On August 16th, the Obama administration released the final rule on Phase 2 of greenhouse gas (GHG) regulations for the transportation industry. Phase 2 is more comprehensive than Phase 1, and will gradually be enforced from January 1st, 2018 until its full implementation in 2027.

Under the Phase 2 regulation, for the first time ever, trailers will be subject to aerodynamic standards to improve fuel efficiency beginning in 2018. Additional truck and trailer requirements, including fuel-efficiency guidelines and CO2 emissions standards, will be implemented in 2021, 2024 and 2027. Phase 2 GHG emission regulations will affect every business involved in freight transportation.

The Environmental Protection Agency (EPA) and the National Highway Traffic Safety Administration (NHTSA) have worked closely with industry insiders to develop the final GHG rule, so many in the transportation industry are satisfied with the rule.
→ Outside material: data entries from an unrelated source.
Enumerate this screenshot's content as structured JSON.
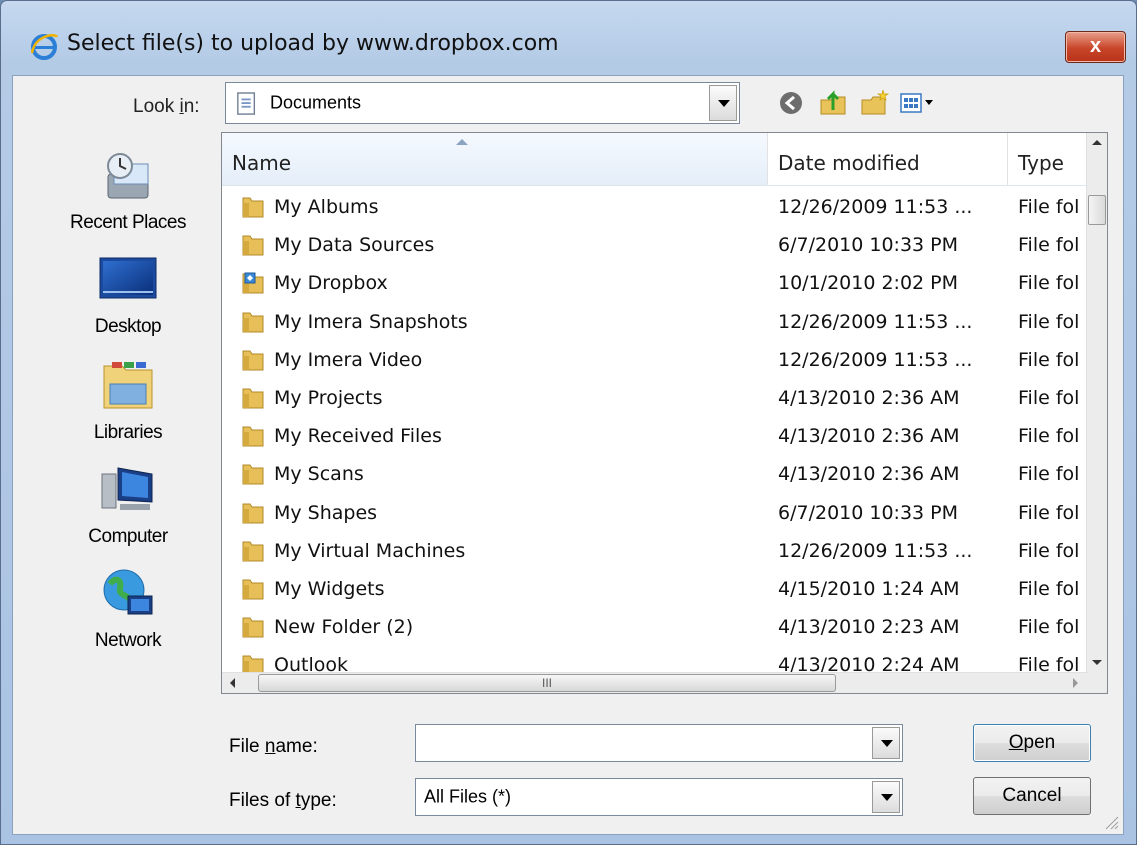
{
  "window": {
    "title": "Select file(s) to upload by www.dropbox.com",
    "close_label": "x"
  },
  "lookin": {
    "label_pre": "Look ",
    "label_u": "i",
    "label_post": "n:",
    "value": "Documents"
  },
  "toolbar": {
    "icons": [
      "back-icon",
      "up-folder-icon",
      "new-folder-icon",
      "views-menu-icon"
    ]
  },
  "places": [
    {
      "label": "Recent Places",
      "icon": "recent-places-icon"
    },
    {
      "label": "Desktop",
      "icon": "desktop-icon"
    },
    {
      "label": "Libraries",
      "icon": "libraries-icon"
    },
    {
      "label": "Computer",
      "icon": "computer-icon"
    },
    {
      "label": "Network",
      "icon": "network-icon"
    }
  ],
  "filelist": {
    "columns": [
      "Name",
      "Date modified",
      "Type"
    ],
    "sorted_column": "Name",
    "rows": [
      {
        "name": "My Albums",
        "date": "12/26/2009 11:53 ...",
        "type": "File fol",
        "icon": "folder"
      },
      {
        "name": "My Data Sources",
        "date": "6/7/2010 10:33 PM",
        "type": "File fol",
        "icon": "folder"
      },
      {
        "name": "My Dropbox",
        "date": "10/1/2010 2:02 PM",
        "type": "File fol",
        "icon": "dropbox-folder"
      },
      {
        "name": "My Imera Snapshots",
        "date": "12/26/2009 11:53 ...",
        "type": "File fol",
        "icon": "folder"
      },
      {
        "name": "My Imera Video",
        "date": "12/26/2009 11:53 ...",
        "type": "File fol",
        "icon": "folder"
      },
      {
        "name": "My Projects",
        "date": "4/13/2010 2:36 AM",
        "type": "File fol",
        "icon": "folder"
      },
      {
        "name": "My Received Files",
        "date": "4/13/2010 2:36 AM",
        "type": "File fol",
        "icon": "folder"
      },
      {
        "name": "My Scans",
        "date": "4/13/2010 2:36 AM",
        "type": "File fol",
        "icon": "folder"
      },
      {
        "name": "My Shapes",
        "date": "6/7/2010 10:33 PM",
        "type": "File fol",
        "icon": "folder"
      },
      {
        "name": "My Virtual Machines",
        "date": "12/26/2009 11:53 ...",
        "type": "File fol",
        "icon": "folder"
      },
      {
        "name": "My Widgets",
        "date": "4/15/2010 1:24 AM",
        "type": "File fol",
        "icon": "folder"
      },
      {
        "name": "New Folder (2)",
        "date": "4/13/2010 2:23 AM",
        "type": "File fol",
        "icon": "folder"
      },
      {
        "name": "Outlook",
        "date": "4/13/2010 2:24 AM",
        "type": "File fol",
        "icon": "folder"
      }
    ],
    "hscroll_grip": "III"
  },
  "filename": {
    "label_pre": "File ",
    "label_u": "n",
    "label_post": "ame:",
    "value": ""
  },
  "filetype": {
    "label_pre": "Files of ",
    "label_u": "t",
    "label_post": "ype:",
    "value": "All Files (*)"
  },
  "buttons": {
    "open_u": "O",
    "open_rest": "pen",
    "cancel": "Cancel"
  },
  "colors": {
    "frame": "#b4cbe6",
    "client": "#f0f0f0",
    "close": "#c8452a",
    "folder": "#e8c35a"
  }
}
How Phase 2 Will Affect Carriers

A spokesperson from Daimler Trucks North America said, “DTNA is pleased that the EPA and NHTSA chose a non-disruptive implementation of the standard, thereby allowing the industry over a decade to phase in technical changes.”

However, as with all new regulations, for every potential benefit there is a potential danger. Glen Kedzie, who provides energy and environmental counsel to the American Trucking Association (ATA), said, “While the potential for real cost savings and environmental benefits under this rule are there, fleets will ultimately determine the success or failure of this rule based on their comfort level purchasing these new technologies.”
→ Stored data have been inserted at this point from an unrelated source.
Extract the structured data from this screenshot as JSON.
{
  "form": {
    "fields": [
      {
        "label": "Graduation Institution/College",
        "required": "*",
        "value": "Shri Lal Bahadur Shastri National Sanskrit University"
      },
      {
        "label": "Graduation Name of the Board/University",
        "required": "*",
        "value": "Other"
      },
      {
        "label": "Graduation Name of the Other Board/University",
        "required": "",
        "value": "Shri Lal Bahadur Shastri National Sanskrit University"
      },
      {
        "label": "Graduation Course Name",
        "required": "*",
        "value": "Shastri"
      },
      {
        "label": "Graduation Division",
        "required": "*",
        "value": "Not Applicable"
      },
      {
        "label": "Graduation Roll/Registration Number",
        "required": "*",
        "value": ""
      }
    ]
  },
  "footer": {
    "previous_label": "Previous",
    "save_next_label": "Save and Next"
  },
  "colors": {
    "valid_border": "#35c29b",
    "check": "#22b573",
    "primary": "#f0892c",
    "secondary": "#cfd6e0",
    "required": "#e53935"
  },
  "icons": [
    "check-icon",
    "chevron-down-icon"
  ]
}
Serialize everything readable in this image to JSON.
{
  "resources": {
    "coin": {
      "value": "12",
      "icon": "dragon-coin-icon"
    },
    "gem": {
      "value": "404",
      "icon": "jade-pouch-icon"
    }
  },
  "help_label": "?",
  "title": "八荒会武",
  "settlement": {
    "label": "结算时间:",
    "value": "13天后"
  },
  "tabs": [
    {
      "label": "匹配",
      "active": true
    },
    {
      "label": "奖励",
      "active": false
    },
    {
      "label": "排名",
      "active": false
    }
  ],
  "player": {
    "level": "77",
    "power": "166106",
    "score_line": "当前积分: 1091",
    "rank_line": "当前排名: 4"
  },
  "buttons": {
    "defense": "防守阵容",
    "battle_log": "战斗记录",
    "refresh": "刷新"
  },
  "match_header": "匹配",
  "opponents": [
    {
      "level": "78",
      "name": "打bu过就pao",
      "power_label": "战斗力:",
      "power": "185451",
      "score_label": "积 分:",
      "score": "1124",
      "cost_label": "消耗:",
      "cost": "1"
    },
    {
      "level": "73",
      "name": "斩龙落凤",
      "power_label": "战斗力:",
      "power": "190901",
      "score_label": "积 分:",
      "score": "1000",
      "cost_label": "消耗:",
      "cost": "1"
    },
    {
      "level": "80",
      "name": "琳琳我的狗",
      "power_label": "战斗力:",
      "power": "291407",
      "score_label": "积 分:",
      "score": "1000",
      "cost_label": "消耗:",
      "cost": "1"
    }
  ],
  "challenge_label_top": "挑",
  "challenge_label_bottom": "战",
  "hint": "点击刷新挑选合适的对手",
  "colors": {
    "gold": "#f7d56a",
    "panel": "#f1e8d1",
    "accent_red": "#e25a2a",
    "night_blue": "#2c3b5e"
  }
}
Kedzie also mentioned that lab tests and cost estimates are not a substitute for actual highway experience. The effects of Phase 2 regulations are difficult to predict and we won’t know for sure until after they’ve been implemented.
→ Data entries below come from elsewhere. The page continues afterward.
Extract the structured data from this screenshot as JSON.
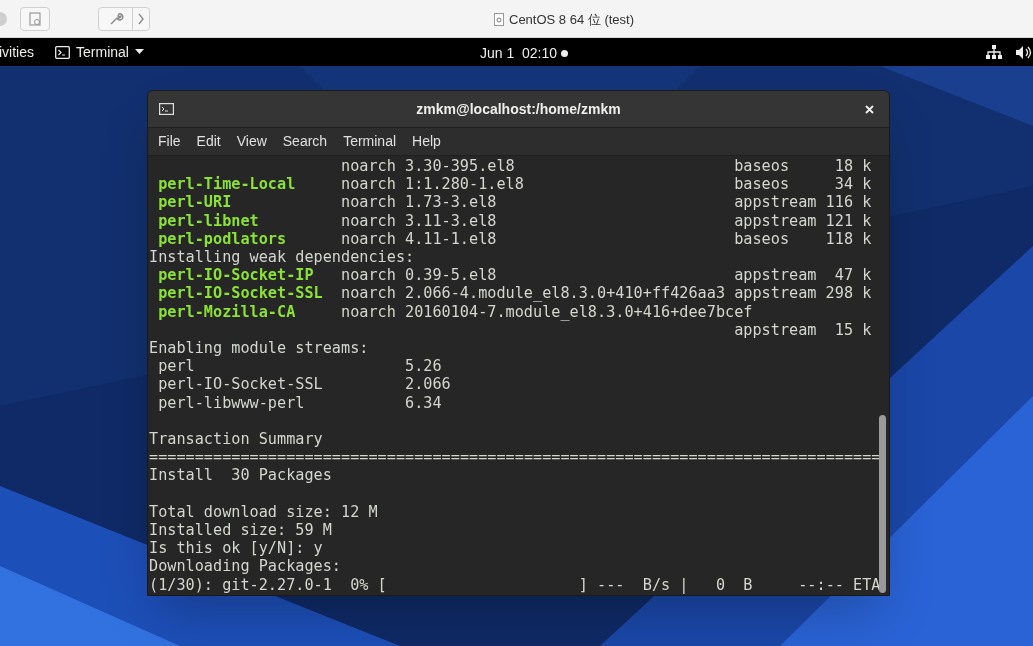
{
  "host_window": {
    "title": "CentOS 8 64 位 (test)"
  },
  "top_bar": {
    "activities": "ivities",
    "app_menu": "Terminal",
    "clock": "Jun 1  02:10",
    "notification_dot": true
  },
  "terminal": {
    "title": "zmkm@localhost:/home/zmkm",
    "menu": [
      "File",
      "Edit",
      "View",
      "Search",
      "Terminal",
      "Help"
    ],
    "lines": [
      {
        "kind": "package",
        "arch": "noarch",
        "version": "3.30-395.el8",
        "repo": "baseos",
        "size": "18 k"
      },
      {
        "kind": "package",
        "name": "perl-Time-Local",
        "arch": "noarch",
        "version": "1:1.280-1.el8",
        "repo": "baseos",
        "size": "34 k"
      },
      {
        "kind": "package",
        "name": "perl-URI",
        "arch": "noarch",
        "version": "1.73-3.el8",
        "repo": "appstream",
        "size": "116 k"
      },
      {
        "kind": "package",
        "name": "perl-libnet",
        "arch": "noarch",
        "version": "3.11-3.el8",
        "repo": "appstream",
        "size": "121 k"
      },
      {
        "kind": "package",
        "name": "perl-podlators",
        "arch": "noarch",
        "version": "4.11-1.el8",
        "repo": "baseos",
        "size": "118 k"
      },
      {
        "kind": "text",
        "text": "Installing weak dependencies:"
      },
      {
        "kind": "package",
        "name": "perl-IO-Socket-IP",
        "arch": "noarch",
        "version": "0.39-5.el8",
        "repo": "appstream",
        "size": "47 k"
      },
      {
        "kind": "package",
        "name": "perl-IO-Socket-SSL",
        "arch": "noarch",
        "version": "2.066-4.module_el8.3.0+410+ff426aa3",
        "repo": "appstream",
        "size": "298 k"
      },
      {
        "kind": "package",
        "name": "perl-Mozilla-CA",
        "arch": "noarch",
        "version": "20160104-7.module_el8.3.0+416+dee7bcef",
        "repo": "appstream",
        "size": "15 k"
      },
      {
        "kind": "text",
        "text": "Enabling module streams:"
      },
      {
        "kind": "module",
        "name": "perl",
        "stream": "5.26"
      },
      {
        "kind": "module",
        "name": "perl-IO-Socket-SSL",
        "stream": "2.066"
      },
      {
        "kind": "module",
        "name": "perl-libwww-perl",
        "stream": "6.34"
      },
      {
        "kind": "blank"
      },
      {
        "kind": "text",
        "text": "Transaction Summary"
      },
      {
        "kind": "text",
        "text": "================================================================================"
      },
      {
        "kind": "text",
        "text": "Install  30 Packages"
      },
      {
        "kind": "blank"
      },
      {
        "kind": "text",
        "text": "Total download size: 12 M"
      },
      {
        "kind": "text",
        "text": "Installed size: 59 M"
      },
      {
        "kind": "text",
        "text": "Is this ok [y/N]: y"
      },
      {
        "kind": "text",
        "text": "Downloading Packages:"
      },
      {
        "kind": "text",
        "text": "(1/30): git-2.27.0-1  0% [                     ] ---  B/s |   0  B     --:-- ETA"
      }
    ]
  }
}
Potential Benefits of Phase 2 GHG Regulations

  • It’s expected to cut 1.1 billion tons of CO2 emissions over the lifetime of the rule
  • 2 billion barrels of oil will be saved
  • It’s a huge step in achieving climate change goals agreed upon in the2015 COP 21 conference
  • Original equipment manufacturers (OEMs) gain long-term certainty –continuous demand for green technology
  • 2027 heavy-duty trucks, compared to 2017 models, will save $170 billion in fuel costs over the lifetime of the vehicle

Potential Dangers of Phase 2 GHG Regulations

  • Rising operating costs due to investment in new equipment, which will increase the cost of shipping
  • Small carriers are particularly vulnerable to monetary investments and if new trucks and trailers with fewer emissions are too expensive, many could go bankrupt or exit the industry
  • OEMs may be unprepared or ill-equipped to meet aerodynamic standards as soon as 2018
  • More fuel-efficient trucks mean less fuel is bought, which means that the Highway Trust Fund (HTF) loses a portion of its main source of revenue – leaving already unstable infrastructure in an even more dire condition, increasing the risk of accidents and disruptions

How Phase 2 Affects Freight Shippers

Phase 2 GHG regulations have great potential benefits for shippers. Without making any of the upfront investment in equipment or processes, they may experience lower shipping costs. Carriers may pass on cost savings due to lower fuel costs and increased efficiency in operations.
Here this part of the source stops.